By William S. Powell, 1986
24 Sept. 1905–10 Oct. 1979
Kathryn Rachel Sarah Rebecca Speight Darden Davis, physician and legislator, who was usually known as Rachel Darden Davis, was born at Seven Springs, Wayne County, the daughter of Herbert W. and Harriette Isler Davis. One of six children, she was reared on her father's farm and attended James Sprunt Institute in Kenansville and Mount Olive High School. She was awarded the B.S. degree at Salem College in 1926 and attended The University of North Carolina in 1927–28. After receiving the M.S. degree at Columbia University in 1928, she entered the Woman's Medical College of Pennsylvania and was awarded the M.D. degree in 1932. Following her internship and residency in Philadelphia, she served on the staff of Parrott Memorial Hospital in Kinston during 1934–57 and at the Lenoir Memorial Hospital, also in Kinston, from 1946 until shortly before her death. She also engaged in private practice specializing in obstetrics and gynecology, operated a farm, and engaged in extensive public service.
The first woman in eastern North Carolina to be elected to the state legislature, Dr. Davis represented Lenoir County in the General Assembly for three terms (1959–63).
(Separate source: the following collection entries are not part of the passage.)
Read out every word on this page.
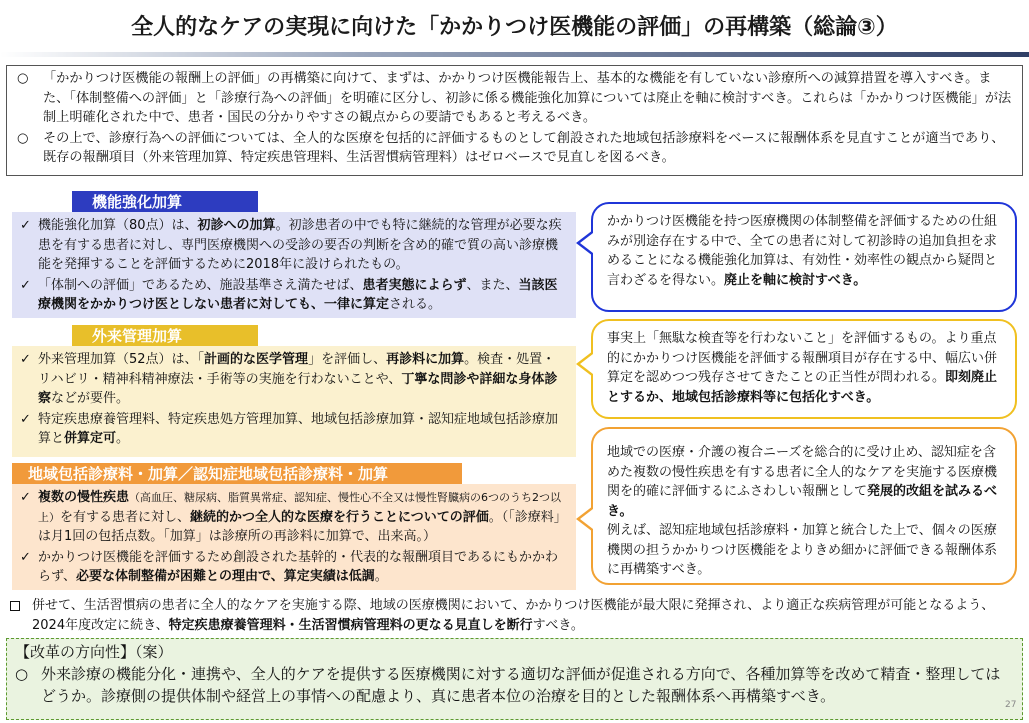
全人的なケアの実現に向けた「かかりつけ医機能の評価」の再構築（総論③）

○ 「かかりつけ医機能の報酬上の評価」の再構築に向けて、まずは、かかりつけ医機能報告上、基本的な機能を有していない診療所への減算措置を導入すべき。また、「体制整備への評価」と「診療行為への評価」を明確に区分し、初診に係る機能強化加算については廃止を軸に検討すべき。これらは「かかりつけ医機能」が法制上明確化された中で、患者・国民の分かりやすさの観点からの要請でもあると考えるべき。

○ その上で、診療行為への評価については、全人的な医療を包括的に評価するものとして創設された地域包括診療料をベースに報酬体系を見直すことが適当であり、既存の報酬項目（外来管理加算、特定疾患管理料、生活習慣病管理料）はゼロベースで見直しを図るべき。

機能強化加算
✓ 機能強化加算（80点）は、初診への加算。初診患者の中でも特に継続的な管理が必要な疾患を有する患者に対し、専門医療機関への受診の要否の判断を含め的確で質の高い診療機能を発揮することを評価するために2018年に設けられたもの。
✓ 「体制への評価」であるため、施設基準さえ満たせば、患者実態によらず、また、当該医療機関をかかりつけ医としない患者に対しても、一律に算定される。
外来管理加算
✓ 外来管理加算（52点）は、「計画的な医学管理」を評価し、再診料に加算。検査・処置・リハビリ・精神科精神療法・手術等の実施を行わないことや、丁寧な問診や詳細な身体診察などが要件。
✓ 特定疾患療養管理料、特定疾患処方管理加算、地域包括診療加算・認知症地域包括診療加算と併算定可。
地域包括診療料・加算／認知症地域包括診療料・加算
✓ 複数の慢性疾患（高血圧、糖尿病、脂質異常症、認知症、慢性心不全又は慢性腎臓病の6つのうち2つ以上）を有する患者に対し、継続的かつ全人的な医療を行うことについての評価。（「診療料」は月1回の包括点数。「加算」は診療所の再診料に加算で、出来高。）
✓ かかりつけ医機能を評価するため創設された基幹的・代表的な報酬項目であるにもかかわらず、必要な体制整備が困難との理由で、算定実績は低調。
かかりつけ医機能を持つ医療機関の体制整備を評価するための仕組みが別途存在する中で、全ての患者に対して初診時の追加負担を求めることになる機能強化加算は、有効性・効率性の観点から疑問と言わざるを得ない。廃止を軸に検討すべき。
事実上「無駄な検査等を行わないこと」を評価するもの。より重点的にかかりつけ医機能を評価する報酬項目が存在する中、幅広い併算定を認めつつ残存させてきたことの正当性が問われる。即刻廃止とするか、地域包括診療料等に包括化すべき。
地域での医療・介護の複合ニーズを総合的に受け止め、認知症を含めた複数の慢性疾患を有する患者に全人的なケアを実施する医療機関を的確に評価するにふさわしい報酬として発展的改組を試みるべき。
例えば、認知症地域包括診療料・加算と統合した上で、個々の医療機関の担うかかりつけ医機能をよりきめ細かに評価できる報酬体系に再構築すべき。
併せて、生活習慣病の患者に全人的なケアを実施する際、地域の医療機関において、かかりつけ医機能が最大限に発揮され、より適正な疾病管理が可能となるよう、2024年度改定に続き、特定疾患療養管理料・生活習慣病管理料の更なる見直しを断行すべき。
【改革の方向性】（案）

○ 外来診療の機能分化・連携や、全人的ケアを提供する医療機関に対する適切な評価が促進される方向で、各種加算等を改めて精査・整理してはどうか。診療側の提供体制や経営上の事情への配慮より、真に患者本位の治療を目的とした報酬体系へ再構築すべき。	27
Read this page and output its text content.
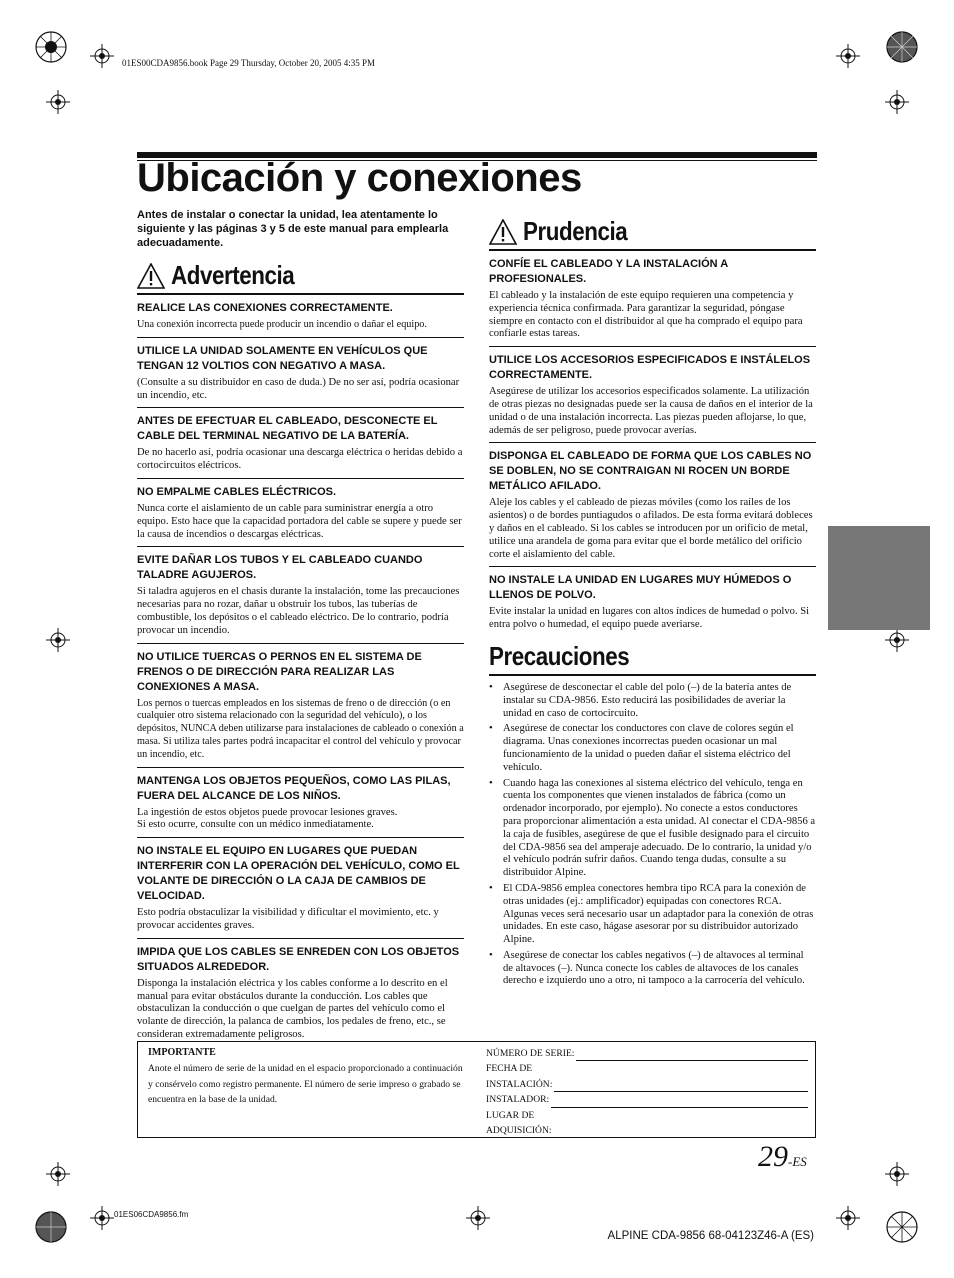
01ES00CDA9856.book Page 29 Thursday, October 20, 2005 4:35 PM
Ubicación y conexiones

Antes de instalar o conectar la unidad, lea atentamente lo siguiente y las páginas 3 y 5 de este manual para emplearla adecuadamente.

Advertencia

REALICE LAS CONEXIONES CORRECTAMENTE.

Una conexión incorrecta puede producir un incendio o dañar el equipo.

UTILICE LA UNIDAD SOLAMENTE EN VEHÍCULOS QUE TENGAN 12 VOLTIOS CON NEGATIVO A MASA.

(Consulte a su distribuidor en caso de duda.) De no ser así, podría ocasionar un incendio, etc.

ANTES DE EFECTUAR EL CABLEADO, DESCONECTE EL CABLE DEL TERMINAL NEGATIVO DE LA BATERÍA.

De no hacerlo así, podría ocasionar una descarga eléctrica o heridas debido a cortocircuitos eléctricos.

NO EMPALME CABLES ELÉCTRICOS.

Nunca corte el aislamiento de un cable para suministrar energía a otro equipo. Esto hace que la capacidad portadora del cable se supere y puede ser la causa de incendios o descargas eléctricas.

EVITE DAÑAR LOS TUBOS Y EL CABLEADO CUANDO TALADRE AGUJEROS.

Si taladra agujeros en el chasis durante la instalación, tome las precauciones necesarias para no rozar, dañar u obstruir los tubos, las tuberías de combustible, los depósitos o el cableado eléctrico. De lo contrario, podría provocar un incendio.

NO UTILICE TUERCAS O PERNOS EN EL SISTEMA DE FRENOS O DE DIRECCIÓN PARA REALIZAR LAS CONEXIONES A MASA.

Los pernos o tuercas empleados en los sistemas de freno o de dirección (o en cualquier otro sistema relacionado con la seguridad del vehículo), o los depósitos, NUNCA deben utilizarse para instalaciones de cableado o conexión a masa. Si utiliza tales partes podrá incapacitar el control del vehículo y provocar un incendio, etc.

MANTENGA LOS OBJETOS PEQUEÑOS, COMO LAS PILAS, FUERA DEL ALCANCE DE LOS NIÑOS.

La ingestión de estos objetos puede provocar lesiones graves.

Si esto ocurre, consulte con un médico inmediatamente.

NO INSTALE EL EQUIPO EN LUGARES QUE PUEDAN INTERFERIR CON LA OPERACIÓN DEL VEHÍCULO, COMO EL VOLANTE DE DIRECCIÓN O LA CAJA DE CAMBIOS DE VELOCIDAD.

Esto podría obstaculizar la visibilidad y dificultar el movimiento, etc. y provocar accidentes graves.

IMPIDA QUE LOS CABLES SE ENREDEN CON LOS OBJETOS SITUADOS ALREDEDOR.

Disponga la instalación eléctrica y los cables conforme a lo descrito en el manual para evitar obstáculos durante la conducción. Los cables que obstaculizan la conducción o que cuelgan de partes del vehículo como el volante de dirección, la palanca de cambios, los pedales de freno, etc., se consideran extremadamente peligrosos.

Prudencia

CONFÍE EL CABLEADO Y LA INSTALACIÓN A PROFESIONALES.

El cableado y la instalación de este equipo requieren una competencia y experiencia técnica confirmada. Para garantizar la seguridad, póngase siempre en contacto con el distribuidor al que ha comprado el equipo para confiarle estas tareas.

UTILICE LOS ACCESORIOS ESPECIFICADOS E INSTÁLELOS CORRECTAMENTE.

Asegúrese de utilizar los accesorios especificados solamente. La utilización de otras piezas no designadas puede ser la causa de daños en el interior de la unidad o de una instalación incorrecta. Las piezas pueden aflojarse, lo que, además de ser peligroso, puede provocar averías.

DISPONGA EL CABLEADO DE FORMA QUE LOS CABLES NO SE DOBLEN, NO SE CONTRAIGAN NI ROCEN UN BORDE METÁLICO AFILADO.

Aleje los cables y el cableado de piezas móviles (como los raíles de los asientos) o de bordes puntiagudos o afilados. De esta forma evitará dobleces y daños en el cableado. Si los cables se introducen por un orificio de metal, utilice una arandela de goma para evitar que el borde metálico del orificio corte el aislamiento del cable.

NO INSTALE LA UNIDAD EN LUGARES MUY HÚMEDOS O LLENOS DE POLVO.

Evite instalar la unidad en lugares con altos índices de humedad o polvo. Si entra polvo o humedad, el equipo puede averiarse.

Precauciones
• Asegúrese de desconectar el cable del polo (–) de la batería antes de instalar su CDA-9856. Esto reducirá las posibilidades de averiar la unidad en caso de cortocircuito.
• Asegúrese de conectar los conductores con clave de colores según el diagrama. Unas conexiones incorrectas pueden ocasionar un mal funcionamiento de la unidad o pueden dañar el sistema eléctrico del vehículo.
• Cuando haga las conexiones al sistema eléctrico del vehículo, tenga en cuenta los componentes que vienen instalados de fábrica (como un ordenador incorporado, por ejemplo). No conecte a estos conductores para proporcionar alimentación a esta unidad. Al conectar el CDA-9856 a la caja de fusibles, asegúrese de que el fusible designado para el circuito del CDA-9856 sea del amperaje adecuado. De lo contrario, la unidad y/o el vehículo podrán sufrir daños. Cuando tenga dudas, consulte a su distribuidor Alpine.
• El CDA-9856 emplea conectores hembra tipo RCA para la conexión de otras unidades (ej.: amplificador) equipadas con conectores RCA. Algunas veces será necesario usar un adaptador para la conexión de otras unidades. En este caso, hágase asesorar por su distribuidor autorizado Alpine.
• Asegúrese de conectar los cables negativos (–) de altavoces al terminal de altavoces (–). Nunca conecte los cables de altavoces de los canales derecho e izquierdo uno a otro, ni tampoco a la carrocería del vehículo.

IMPORTANTE

Anote el número de serie de la unidad en el espacio proporcionado a continuación y consérvelo como registro permanente. El número de serie impreso o grabado se encuentra en la base de la unidad.

NÚMERO DE SERIE:
FECHA DE
INSTALACIÓN:
INSTALADOR:
LUGAR DE
ADQUISICIÓN:
29-ES
01ES06CDA9856.fm
ALPINE CDA-9856 68-04123Z46-A (ES)
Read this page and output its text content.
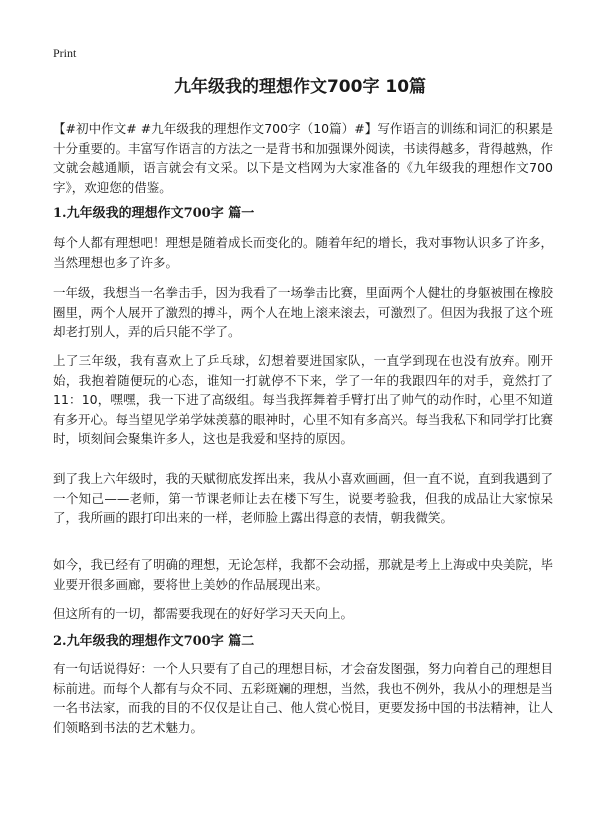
Print
九年级我的理想作文700字 10篇

【#初中作文# #九年级我的理想作文700字（10篇）#】写作语言的训练和词汇的积累是十分重要的。丰富写作语言的方法之一是背书和加强课外阅读，书读得越多，背得越熟，作文就会越通顺，语言就会有文采。以下是文档网为大家准备的《九年级我的理想作文700字》，欢迎您的借鉴。

1.九年级我的理想作文700字 篇一

每个人都有理想吧！理想是随着成长而变化的。随着年纪的增长，我对事物认识多了许多，当然理想也多了许多。

一年级，我想当一名拳击手，因为我看了一场拳击比赛，里面两个人健壮的身躯被围在橡胶圈里，两个人展开了激烈的搏斗，两个人在地上滚来滚去，可激烈了。但因为我报了这个班却老打别人，弄的后只能不学了。

上了三年级，我有喜欢上了乒乓球，幻想着要进国家队，一直学到现在也没有放弃。刚开始，我抱着随便玩的心态，谁知一打就停不下来，学了一年的我跟四年的对手，竟然打了11：10，嘿嘿，我一下进了高级组。每当我挥舞着手臂打出了帅气的动作时，心里不知道有多开心。每当望见学弟学妹羡慕的眼神时，心里不知有多高兴。每当我私下和同学打比赛时，顷刻间会聚集许多人，这也是我爱和坚持的原因。

到了我上六年级时，我的天赋彻底发挥出来，我从小喜欢画画，但一直不说，直到我遇到了一个知己——老师，第一节课老师让去在楼下写生，说要考验我，但我的成品让大家惊呆了，我所画的跟打印出来的一样，老师脸上露出得意的表情，朝我微笑。

如今，我已经有了明确的理想，无论怎样，我都不会动摇，那就是考上上海或中央美院，毕业要开很多画廊，要将世上美妙的作品展现出来。

但这所有的一切，都需要我现在的好好学习天天向上。

2.九年级我的理想作文700字 篇二

有一句话说得好：一个人只要有了自己的理想目标，才会奋发图强，努力向着自己的理想目标前进。而每个人都有与众不同、五彩斑斓的理想，当然，我也不例外，我从小的理想是当一名书法家，而我的目的不仅仅是让自己、他人赏心悦目，更要发扬中国的书法精神，让人们领略到书法的艺术魅力。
In the Assembly she spearheaded a crusade to ease adoption requirements for single persons and, single herself, adopted a daughter, Harriette Elizabeth Davis (Mrs. Hugh L. Wilde). She also supported the promotion of fertility, population, food, and cancer research in the universities of the state. She helped found Lenoir Community College and was especially active in the American Cancer Society, serving as a delegate to the International Cancer Congress in Moscow in 1972. She served on numerous state and local boards and commissions including the Water and Air Resources Board, the Commission of Correction and Detention, the Board of Dobbs Farms (chairman), Lenoir County Welfare Board, Kinston Recreation Board, and others. She was a member of and active in local, state, and national medical societies, the Business and Professional Women's Club, and a number of hereditary patriotic societies such as the United Daughters of the Confederacy, Daughters of American Colonists, Magna Charta Dames, and Daughters of the American Revolution. Her artistic interests were expressed through service on the North Carolina Arts Council and in support of ballet in the state.
Dr. Davis, originally a member of the Baptist church in which she was a deacon and a Sunday school teacher, later became an Episcopalian. She was a Democrat and the friend of many state and national political leaders; friends reported that she was the only Democrat invited to the inauguration of Governor James E. Holshouser, Jr., a Republican.